Should you buy leads from third parties? If you do purchase personal data from third parties, you need to check that the data that you have bought has been collected legally. Otherwise, you may be in breach of the ICO’s Data Protection Laws. Also, the Telephone Preference Service (TPS) is a register of individuals who have specifically requested not receive unsolicited calls. You can subscribe to this service for a fee if you intend to use direct marketing and avoid contacting those on the TPS register.
Are you storing and processing data carefully?
You need to carefully store and process your customers’ personal data, manage the data collection and requests for information. You also need documented evidence that you have or are doing this. Clients can make a complaint to the ICO if their personal data has been misused by you, or your Data Processing Officer. They can also complain if you have not supplied to them information about their personal data stored by you. You also need to demonstrate within your policies how you manage the access rights of a person. Such rights include the access to their data, rights to erase their personal data and rights to rectify their personal data.
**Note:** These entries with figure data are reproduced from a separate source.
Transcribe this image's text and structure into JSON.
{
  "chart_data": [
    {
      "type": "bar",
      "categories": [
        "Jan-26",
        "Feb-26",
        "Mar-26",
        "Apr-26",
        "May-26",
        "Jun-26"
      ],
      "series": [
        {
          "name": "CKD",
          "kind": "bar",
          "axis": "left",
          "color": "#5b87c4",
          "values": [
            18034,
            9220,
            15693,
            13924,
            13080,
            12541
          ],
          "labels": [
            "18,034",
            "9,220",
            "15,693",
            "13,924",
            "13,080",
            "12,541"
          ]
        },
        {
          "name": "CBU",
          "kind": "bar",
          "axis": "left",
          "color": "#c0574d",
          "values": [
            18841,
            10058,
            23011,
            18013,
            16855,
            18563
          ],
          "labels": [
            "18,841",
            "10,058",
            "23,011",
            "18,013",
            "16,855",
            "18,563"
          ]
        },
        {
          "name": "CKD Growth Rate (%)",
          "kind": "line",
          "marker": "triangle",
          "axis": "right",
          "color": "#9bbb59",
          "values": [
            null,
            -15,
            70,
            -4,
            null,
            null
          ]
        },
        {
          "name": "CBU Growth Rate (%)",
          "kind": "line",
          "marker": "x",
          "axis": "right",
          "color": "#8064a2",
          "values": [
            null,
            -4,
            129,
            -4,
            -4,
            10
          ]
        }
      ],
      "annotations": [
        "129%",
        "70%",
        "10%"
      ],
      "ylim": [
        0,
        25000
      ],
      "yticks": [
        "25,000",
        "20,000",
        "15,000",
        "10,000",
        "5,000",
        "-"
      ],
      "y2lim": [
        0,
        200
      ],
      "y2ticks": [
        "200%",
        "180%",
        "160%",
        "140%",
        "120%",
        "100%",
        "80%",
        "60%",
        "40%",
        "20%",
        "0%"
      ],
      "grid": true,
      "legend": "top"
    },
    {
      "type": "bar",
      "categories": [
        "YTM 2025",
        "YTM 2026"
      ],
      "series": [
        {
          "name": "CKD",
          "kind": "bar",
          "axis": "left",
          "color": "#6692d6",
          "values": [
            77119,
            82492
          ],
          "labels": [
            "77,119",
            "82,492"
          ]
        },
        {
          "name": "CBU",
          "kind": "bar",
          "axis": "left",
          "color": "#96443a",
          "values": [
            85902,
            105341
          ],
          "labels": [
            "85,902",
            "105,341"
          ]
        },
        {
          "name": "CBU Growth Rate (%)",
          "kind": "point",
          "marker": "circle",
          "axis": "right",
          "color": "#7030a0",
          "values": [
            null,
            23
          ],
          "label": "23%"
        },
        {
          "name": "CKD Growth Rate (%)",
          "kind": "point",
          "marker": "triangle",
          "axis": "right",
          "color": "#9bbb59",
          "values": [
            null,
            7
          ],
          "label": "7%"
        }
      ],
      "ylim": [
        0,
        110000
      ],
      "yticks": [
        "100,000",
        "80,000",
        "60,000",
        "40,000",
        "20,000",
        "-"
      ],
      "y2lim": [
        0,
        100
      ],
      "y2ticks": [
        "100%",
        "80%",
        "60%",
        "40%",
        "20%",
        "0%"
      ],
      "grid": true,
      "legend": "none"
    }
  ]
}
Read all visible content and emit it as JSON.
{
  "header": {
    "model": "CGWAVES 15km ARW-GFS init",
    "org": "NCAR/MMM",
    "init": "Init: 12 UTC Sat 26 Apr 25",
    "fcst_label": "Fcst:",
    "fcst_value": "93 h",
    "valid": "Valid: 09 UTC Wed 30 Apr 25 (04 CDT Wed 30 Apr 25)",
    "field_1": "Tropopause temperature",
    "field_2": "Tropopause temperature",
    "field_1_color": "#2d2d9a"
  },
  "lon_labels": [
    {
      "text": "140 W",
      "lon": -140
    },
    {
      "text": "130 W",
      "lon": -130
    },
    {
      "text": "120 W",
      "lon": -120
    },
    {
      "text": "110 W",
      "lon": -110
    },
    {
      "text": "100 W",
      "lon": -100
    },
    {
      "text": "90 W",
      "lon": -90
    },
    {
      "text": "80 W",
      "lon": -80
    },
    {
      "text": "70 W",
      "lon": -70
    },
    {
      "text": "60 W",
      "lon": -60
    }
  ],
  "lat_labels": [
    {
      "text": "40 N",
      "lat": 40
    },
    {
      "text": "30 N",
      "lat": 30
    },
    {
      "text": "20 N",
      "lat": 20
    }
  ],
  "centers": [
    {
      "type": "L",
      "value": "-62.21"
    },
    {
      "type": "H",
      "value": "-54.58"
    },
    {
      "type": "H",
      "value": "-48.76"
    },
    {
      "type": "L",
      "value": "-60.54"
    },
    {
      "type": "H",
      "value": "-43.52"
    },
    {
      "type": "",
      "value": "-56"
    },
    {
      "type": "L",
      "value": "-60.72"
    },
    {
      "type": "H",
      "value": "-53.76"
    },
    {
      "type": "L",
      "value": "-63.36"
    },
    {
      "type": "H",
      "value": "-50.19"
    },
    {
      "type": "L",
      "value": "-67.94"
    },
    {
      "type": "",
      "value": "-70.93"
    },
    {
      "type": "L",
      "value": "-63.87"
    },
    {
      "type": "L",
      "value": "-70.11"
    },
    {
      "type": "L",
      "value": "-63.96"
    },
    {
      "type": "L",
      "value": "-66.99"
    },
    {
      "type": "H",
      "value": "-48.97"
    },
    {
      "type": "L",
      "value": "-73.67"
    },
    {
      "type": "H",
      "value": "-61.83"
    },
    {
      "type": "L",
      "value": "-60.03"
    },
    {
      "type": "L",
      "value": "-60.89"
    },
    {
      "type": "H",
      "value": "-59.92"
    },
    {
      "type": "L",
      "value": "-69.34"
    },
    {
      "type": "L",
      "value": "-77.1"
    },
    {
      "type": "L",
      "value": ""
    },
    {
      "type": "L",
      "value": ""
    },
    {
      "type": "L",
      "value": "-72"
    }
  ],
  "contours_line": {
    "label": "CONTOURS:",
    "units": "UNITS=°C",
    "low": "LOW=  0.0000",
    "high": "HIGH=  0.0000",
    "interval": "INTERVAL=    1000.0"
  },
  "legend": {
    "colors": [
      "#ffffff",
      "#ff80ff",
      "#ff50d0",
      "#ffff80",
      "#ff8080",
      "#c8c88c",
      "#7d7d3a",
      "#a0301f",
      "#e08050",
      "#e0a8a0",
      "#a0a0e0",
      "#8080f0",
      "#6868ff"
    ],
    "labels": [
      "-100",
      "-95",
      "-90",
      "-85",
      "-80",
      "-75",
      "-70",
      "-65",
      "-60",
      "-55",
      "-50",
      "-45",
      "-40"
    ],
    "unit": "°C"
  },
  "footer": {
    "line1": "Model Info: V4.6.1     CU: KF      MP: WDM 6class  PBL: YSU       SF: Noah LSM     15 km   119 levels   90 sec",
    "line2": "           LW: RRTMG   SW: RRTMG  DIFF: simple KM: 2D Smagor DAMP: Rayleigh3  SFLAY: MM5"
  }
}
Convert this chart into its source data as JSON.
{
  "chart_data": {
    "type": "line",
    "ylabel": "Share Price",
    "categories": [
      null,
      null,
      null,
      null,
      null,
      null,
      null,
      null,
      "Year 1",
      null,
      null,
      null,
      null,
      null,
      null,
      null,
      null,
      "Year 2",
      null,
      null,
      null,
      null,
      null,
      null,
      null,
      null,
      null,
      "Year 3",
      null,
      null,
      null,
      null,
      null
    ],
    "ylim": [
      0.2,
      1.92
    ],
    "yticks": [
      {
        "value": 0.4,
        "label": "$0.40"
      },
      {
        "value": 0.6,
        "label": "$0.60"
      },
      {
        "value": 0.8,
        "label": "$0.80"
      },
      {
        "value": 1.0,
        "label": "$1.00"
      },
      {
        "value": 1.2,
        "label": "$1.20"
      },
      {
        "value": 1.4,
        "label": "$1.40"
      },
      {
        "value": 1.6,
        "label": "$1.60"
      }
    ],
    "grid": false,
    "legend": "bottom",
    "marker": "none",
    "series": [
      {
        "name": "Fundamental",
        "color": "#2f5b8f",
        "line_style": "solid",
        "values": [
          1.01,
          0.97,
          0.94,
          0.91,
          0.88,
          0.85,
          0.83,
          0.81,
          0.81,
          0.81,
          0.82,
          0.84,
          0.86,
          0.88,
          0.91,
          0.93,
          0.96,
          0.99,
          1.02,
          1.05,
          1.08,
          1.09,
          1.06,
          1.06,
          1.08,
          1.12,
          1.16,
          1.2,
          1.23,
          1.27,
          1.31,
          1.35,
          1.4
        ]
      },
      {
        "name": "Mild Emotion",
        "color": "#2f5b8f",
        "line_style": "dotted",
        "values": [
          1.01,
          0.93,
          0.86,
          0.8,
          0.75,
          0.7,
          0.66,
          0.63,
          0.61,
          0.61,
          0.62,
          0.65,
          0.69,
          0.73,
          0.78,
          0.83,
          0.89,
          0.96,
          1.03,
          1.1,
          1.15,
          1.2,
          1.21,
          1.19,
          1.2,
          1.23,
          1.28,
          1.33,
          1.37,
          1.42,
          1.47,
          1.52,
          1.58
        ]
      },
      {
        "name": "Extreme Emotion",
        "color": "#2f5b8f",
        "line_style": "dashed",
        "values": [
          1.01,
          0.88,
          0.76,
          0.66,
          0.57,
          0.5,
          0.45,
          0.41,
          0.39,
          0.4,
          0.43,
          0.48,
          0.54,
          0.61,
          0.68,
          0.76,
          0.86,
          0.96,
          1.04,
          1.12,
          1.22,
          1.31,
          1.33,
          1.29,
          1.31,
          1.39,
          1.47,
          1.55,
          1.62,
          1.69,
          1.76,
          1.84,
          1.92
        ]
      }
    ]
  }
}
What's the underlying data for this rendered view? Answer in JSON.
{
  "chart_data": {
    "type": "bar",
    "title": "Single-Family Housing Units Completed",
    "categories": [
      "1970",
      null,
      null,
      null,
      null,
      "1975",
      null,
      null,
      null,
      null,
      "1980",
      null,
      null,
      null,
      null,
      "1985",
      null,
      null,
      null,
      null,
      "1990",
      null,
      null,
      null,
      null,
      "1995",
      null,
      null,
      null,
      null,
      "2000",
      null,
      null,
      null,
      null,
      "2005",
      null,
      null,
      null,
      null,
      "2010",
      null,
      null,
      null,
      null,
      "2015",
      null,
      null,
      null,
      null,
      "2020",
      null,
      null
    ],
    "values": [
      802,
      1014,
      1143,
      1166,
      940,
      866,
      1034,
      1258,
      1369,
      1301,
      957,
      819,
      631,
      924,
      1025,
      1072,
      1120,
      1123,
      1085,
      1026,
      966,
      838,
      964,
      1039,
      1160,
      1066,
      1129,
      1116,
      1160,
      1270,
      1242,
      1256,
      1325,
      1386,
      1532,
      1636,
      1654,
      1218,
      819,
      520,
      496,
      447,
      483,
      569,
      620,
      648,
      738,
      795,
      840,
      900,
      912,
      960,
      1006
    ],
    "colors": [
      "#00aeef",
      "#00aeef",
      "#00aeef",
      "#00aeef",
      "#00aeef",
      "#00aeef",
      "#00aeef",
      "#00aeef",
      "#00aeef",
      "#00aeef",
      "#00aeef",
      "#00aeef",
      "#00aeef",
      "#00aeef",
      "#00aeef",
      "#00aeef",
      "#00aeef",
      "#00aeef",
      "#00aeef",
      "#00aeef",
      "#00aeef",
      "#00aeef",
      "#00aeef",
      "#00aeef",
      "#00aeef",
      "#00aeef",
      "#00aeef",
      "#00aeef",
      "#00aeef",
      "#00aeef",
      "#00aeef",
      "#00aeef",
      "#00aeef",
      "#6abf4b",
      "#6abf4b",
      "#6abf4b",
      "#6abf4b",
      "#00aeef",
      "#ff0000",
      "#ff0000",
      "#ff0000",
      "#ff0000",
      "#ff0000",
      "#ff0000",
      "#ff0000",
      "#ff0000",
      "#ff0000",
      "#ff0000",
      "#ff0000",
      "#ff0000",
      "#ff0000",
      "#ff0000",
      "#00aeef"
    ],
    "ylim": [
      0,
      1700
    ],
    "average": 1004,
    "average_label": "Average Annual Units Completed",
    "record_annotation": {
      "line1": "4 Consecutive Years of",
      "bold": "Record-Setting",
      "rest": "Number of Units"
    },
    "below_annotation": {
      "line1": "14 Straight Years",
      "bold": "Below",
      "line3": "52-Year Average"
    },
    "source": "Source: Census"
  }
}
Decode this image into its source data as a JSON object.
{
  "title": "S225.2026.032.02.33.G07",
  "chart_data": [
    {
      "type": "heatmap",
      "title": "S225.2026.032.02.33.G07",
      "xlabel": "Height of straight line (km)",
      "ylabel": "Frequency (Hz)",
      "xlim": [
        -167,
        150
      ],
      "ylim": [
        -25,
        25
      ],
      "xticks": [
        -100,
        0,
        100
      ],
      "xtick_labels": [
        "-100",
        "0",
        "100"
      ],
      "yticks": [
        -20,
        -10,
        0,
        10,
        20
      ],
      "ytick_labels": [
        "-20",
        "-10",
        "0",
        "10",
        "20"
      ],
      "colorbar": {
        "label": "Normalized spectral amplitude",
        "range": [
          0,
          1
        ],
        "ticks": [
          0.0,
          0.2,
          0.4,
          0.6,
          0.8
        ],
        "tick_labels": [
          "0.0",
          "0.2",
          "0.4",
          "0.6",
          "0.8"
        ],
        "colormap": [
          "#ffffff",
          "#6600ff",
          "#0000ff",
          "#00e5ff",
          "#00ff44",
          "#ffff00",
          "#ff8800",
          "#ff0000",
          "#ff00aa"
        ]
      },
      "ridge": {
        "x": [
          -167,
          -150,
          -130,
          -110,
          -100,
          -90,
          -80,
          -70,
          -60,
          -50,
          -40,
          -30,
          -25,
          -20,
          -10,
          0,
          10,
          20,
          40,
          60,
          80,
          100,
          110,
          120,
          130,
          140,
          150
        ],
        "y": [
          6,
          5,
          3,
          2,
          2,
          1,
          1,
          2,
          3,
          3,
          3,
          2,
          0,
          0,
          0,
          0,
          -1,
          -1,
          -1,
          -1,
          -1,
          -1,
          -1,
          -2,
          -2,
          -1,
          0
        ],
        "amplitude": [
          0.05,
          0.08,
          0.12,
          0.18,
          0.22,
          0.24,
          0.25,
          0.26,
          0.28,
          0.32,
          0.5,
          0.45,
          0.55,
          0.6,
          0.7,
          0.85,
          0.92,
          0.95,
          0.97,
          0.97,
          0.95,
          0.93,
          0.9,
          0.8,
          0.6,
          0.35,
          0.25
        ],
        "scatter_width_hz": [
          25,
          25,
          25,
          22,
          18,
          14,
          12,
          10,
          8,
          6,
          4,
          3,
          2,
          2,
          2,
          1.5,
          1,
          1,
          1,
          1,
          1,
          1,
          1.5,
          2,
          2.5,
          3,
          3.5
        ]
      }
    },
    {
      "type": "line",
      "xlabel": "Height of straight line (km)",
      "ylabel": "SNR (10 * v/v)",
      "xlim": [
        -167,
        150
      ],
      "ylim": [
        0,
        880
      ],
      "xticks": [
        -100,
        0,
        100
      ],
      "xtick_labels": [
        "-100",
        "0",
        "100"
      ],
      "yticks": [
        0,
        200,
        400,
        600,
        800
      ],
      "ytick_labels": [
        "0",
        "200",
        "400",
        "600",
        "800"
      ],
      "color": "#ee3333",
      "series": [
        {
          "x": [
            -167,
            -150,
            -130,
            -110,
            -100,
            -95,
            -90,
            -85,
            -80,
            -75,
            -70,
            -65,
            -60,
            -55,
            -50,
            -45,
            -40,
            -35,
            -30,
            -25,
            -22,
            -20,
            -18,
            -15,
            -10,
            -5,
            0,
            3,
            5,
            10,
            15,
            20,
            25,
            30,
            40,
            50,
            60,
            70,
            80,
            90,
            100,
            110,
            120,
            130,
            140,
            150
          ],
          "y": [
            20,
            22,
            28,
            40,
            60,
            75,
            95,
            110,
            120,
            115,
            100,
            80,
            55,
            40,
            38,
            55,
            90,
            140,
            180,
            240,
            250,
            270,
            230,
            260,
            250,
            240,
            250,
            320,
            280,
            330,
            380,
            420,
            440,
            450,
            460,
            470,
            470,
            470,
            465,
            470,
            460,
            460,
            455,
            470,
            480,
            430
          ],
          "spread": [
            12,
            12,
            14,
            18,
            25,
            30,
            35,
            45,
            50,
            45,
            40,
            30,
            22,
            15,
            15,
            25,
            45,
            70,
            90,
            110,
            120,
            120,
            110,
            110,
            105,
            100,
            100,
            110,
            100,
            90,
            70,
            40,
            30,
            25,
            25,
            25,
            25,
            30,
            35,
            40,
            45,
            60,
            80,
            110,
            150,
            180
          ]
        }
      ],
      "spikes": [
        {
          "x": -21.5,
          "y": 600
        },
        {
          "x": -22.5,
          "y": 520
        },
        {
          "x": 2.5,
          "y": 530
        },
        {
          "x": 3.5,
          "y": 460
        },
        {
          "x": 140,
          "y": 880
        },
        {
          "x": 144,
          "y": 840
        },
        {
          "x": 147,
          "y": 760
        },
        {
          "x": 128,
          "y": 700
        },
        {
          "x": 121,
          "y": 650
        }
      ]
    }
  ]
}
You, as the business owner / Data Protection Officer could be sued for negligence under the data protection laws. For example, you failed to take reasonable care and due diligence to verify data that you have bought for marketing purposes. Reasonable care would be to ensure that you collect, process and store data that is legally compliant. You are deemed as ought to know the risks of lack of compliance with Data Protection Law as business owner.
Before you start working with third parties on your marketing campaigns, it is best to ensure that you have relevant legal contracts that include risk assessments, safeguarding children and vulnerable adults, and security checks with organisations, such as the TPS, to ensure that you are GDPR compliant. Should you buy leads from third parties? Consult before you start.